170-pound Marlin tagged off Big Island wins 2011 Great Marlin Ra - Hawaii News Now - KGMB and KHNL

170-pound Marlin tagged off Big Island wins 2011 Great Marlin Race

By: Denise Yuki

HONOLULU (HawaiiNewsNow)- The third annual Hawaiian International Billfish Tournament Great Marlin Race, was won by "West Marie," a 170-pound Pacific blue marlin caught by angler Ed Abele and tagged by Marlin Parker on board his boat the Marlin Magic II.

The electronic tag was deployed on the marlin on August 8, 2011, off the Big Island's West Coast.
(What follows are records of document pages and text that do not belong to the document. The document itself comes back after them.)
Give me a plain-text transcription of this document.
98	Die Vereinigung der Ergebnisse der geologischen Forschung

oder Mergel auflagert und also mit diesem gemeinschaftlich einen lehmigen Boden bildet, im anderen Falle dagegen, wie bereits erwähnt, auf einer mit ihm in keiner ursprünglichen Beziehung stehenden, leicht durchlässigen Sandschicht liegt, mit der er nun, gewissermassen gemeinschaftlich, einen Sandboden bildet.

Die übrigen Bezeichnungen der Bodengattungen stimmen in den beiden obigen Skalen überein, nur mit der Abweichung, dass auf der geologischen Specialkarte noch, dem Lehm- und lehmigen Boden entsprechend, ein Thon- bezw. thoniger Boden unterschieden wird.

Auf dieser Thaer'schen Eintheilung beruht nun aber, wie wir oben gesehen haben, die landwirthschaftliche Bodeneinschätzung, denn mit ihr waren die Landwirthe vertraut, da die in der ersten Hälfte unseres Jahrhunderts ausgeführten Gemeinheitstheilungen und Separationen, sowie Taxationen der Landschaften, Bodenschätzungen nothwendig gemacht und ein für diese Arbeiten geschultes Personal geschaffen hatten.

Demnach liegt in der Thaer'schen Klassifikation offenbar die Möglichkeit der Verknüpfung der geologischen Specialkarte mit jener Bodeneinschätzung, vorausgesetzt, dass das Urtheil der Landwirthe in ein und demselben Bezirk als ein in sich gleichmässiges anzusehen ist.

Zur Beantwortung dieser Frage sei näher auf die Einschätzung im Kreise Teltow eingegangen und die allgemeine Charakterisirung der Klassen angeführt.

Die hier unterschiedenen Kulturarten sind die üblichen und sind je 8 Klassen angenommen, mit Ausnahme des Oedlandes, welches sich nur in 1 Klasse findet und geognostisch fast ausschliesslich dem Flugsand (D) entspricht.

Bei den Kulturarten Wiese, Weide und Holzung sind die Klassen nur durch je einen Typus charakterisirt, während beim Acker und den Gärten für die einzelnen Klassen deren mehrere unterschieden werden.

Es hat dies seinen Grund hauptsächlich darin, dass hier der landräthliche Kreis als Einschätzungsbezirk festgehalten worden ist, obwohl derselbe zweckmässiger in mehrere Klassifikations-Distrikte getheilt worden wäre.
Stanford University marine biologists report that the tag was released from the marlin after 121 days, at a distance of 2,188 nautical miles south of the equator from where it was tagged, and about 700 miles east-northeast of the Marquesas Islands in French Polynesia.

The Great Marlin Race concept was initially developed in 2009 to help celebrate the 50th Anniversary of the Hawaiian International Billfish Tournament (HIBT) and also serves as a collaborative conservation research project involving Stanford University and the International Game Fish Association (IGFA).

Over the first three years of the event, a total of 30 Pacific blue marlin have been tagged with electronic tags and have produced 1,682 days of tracking data, with total point-to-point distances totaling more than 22,500 nautical miles.

"I am amazed at how quickly blue marlin travel the surface waters connecting the two hemispheres," said Stanford University professor of marine sciences Barbara Block. "These are oceanic travelers who are using international waters, crossing many national boundaries quickly."

Of the 10 tags deployed as part of this event, 6 ultimately surfaced - all of them along a broad swath of ocean southeast of the Hawaiian Islands. In the 2010 race all but one of the marlin traveled mostly east from Hawaii, and no tags reported from the Southern Hemisphere.

"The variability in these tracks illustrates the importance of gathering data over several years to understand the broad migration patterns of these fish," said Stanford University marine biologist Randy Kochevar.